岩倉曰『harako』2022年
冬の水の冷たさを思った。
辞典のように、短い題と短歌が整然と並んでいく不思議な歌集である。この歌は、ひとつひとつの歌はきわめて平易な言葉で書かれていて、難しい言葉や目立ったレトリックがないように見える。すっと読めてしまうのだ。しかし読み終えたあとに、妙な余韻が残る。ぶどう味の蒟蒻ゼリーを噛まずに飲み込んでしまったような感じだ。言葉が透明なぶんだけ、その奥にある感触があとから浮かび上がってくるような気がする。
名詞を見ると、「スポンジ」「しぼる」「水」といった生活の中の言葉ばかりだ。そして、四句の冒頭にある「水」以降、名詞がほとんど現れない。「透明な水がでてくるようになるまで」と、動きや状態を表す語で音数がゆったりと満たされていく。そのため、読者の意識は物の名前よりも、繰り返しの動作をする主体の意識に向かう。「何度もしぼる」は時制が曖昧で、これから絞るのか、絞ったことを回想しているのかはっきりとわからない。時間の感覚が薄いせいか「何度もしぼる」動作のループに永遠に閉じ込められているような苦しさがある。どれだけ絞っても「透明な水」にならないかもしれない予感、あきらめの気持ちが読み取れるだろうか。
韻律の面で見ると、この歌の要所は二つある。まず、「スポンジを何度もしぼる」で強い二句切れにしているところだ。ここでいったん歌の流れが止まり、動作が鋭く切り取られる。何度も、何度も絞るという反復の手触りが、短い言葉の中でぎゅっと圧縮される。そのあとに続く「透明な水がでてくるようになるまで」は三句字余りで、ぬらぬらと言葉が続いていく。意味としては単純な説明のはずなのに、声に出して読むと、つぶやくように長く息を使う。

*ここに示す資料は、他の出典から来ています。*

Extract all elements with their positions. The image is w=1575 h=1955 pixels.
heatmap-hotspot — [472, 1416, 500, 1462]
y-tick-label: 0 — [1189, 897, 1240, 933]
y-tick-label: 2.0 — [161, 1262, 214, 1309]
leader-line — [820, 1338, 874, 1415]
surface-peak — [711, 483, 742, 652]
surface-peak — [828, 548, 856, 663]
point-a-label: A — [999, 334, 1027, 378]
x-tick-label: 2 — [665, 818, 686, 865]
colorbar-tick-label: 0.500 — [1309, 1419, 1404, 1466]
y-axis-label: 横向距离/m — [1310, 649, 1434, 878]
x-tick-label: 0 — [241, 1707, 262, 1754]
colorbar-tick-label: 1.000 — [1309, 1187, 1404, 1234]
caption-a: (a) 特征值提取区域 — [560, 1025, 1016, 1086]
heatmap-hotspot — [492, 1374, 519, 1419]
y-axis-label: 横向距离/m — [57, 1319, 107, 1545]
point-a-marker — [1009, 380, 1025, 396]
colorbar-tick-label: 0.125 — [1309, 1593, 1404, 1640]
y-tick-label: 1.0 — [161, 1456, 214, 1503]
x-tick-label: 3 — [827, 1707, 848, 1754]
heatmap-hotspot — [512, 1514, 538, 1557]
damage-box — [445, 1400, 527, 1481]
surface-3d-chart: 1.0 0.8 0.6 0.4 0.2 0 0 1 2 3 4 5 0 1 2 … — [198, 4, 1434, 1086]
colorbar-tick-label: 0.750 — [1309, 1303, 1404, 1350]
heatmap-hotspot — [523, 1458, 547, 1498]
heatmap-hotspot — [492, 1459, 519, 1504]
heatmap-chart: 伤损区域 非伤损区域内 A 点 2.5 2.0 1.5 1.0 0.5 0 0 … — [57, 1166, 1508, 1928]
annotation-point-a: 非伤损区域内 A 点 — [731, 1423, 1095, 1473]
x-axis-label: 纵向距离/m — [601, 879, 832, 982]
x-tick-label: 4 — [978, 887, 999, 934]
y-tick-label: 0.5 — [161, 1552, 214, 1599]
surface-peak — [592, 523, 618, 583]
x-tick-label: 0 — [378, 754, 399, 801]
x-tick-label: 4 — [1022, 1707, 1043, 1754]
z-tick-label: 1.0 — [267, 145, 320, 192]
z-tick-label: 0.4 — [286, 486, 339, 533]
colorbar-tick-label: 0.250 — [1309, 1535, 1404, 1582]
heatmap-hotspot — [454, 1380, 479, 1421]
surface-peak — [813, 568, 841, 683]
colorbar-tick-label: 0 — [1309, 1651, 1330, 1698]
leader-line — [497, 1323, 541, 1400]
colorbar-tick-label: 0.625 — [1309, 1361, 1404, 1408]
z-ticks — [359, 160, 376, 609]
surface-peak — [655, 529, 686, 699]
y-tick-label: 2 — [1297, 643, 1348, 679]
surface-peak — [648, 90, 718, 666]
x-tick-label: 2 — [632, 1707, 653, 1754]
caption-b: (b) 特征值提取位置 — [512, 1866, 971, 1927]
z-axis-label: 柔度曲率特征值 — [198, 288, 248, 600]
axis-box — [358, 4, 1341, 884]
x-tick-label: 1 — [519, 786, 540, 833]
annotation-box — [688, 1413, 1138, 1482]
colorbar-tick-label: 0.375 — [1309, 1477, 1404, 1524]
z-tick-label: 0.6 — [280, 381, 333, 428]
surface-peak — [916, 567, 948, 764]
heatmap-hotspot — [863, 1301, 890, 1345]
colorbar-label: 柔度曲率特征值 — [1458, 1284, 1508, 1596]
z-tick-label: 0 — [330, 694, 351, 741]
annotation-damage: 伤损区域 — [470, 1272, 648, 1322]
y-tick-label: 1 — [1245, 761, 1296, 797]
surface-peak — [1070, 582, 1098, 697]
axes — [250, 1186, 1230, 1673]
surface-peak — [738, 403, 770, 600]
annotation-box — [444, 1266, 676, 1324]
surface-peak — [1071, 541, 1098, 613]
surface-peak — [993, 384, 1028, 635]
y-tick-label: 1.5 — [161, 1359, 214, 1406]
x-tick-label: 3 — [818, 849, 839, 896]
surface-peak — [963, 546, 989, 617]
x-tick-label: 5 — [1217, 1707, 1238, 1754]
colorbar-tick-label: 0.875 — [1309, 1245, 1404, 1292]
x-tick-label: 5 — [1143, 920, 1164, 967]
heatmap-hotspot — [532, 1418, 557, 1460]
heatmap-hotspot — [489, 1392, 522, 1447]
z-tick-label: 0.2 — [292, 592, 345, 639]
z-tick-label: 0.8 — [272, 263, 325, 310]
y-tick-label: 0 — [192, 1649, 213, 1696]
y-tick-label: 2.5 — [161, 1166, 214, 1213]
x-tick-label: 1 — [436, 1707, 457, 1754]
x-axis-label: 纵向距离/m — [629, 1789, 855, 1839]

そのため、この歌はどこか息苦しい。スポンジの奥に残った濁りを押し出すように、何度も何度も絞る。やがて水は透明になるが、その透明さに至るまでの時間は決して短くない。平易な言葉で書かれているにもかかわらず、読後に残るのは、水の澄み具合ではなく、澄んでいくまでの過程が主体を苦しくする、主体を取り巻く見えない構造の存在が重圧に感じられるのではないか。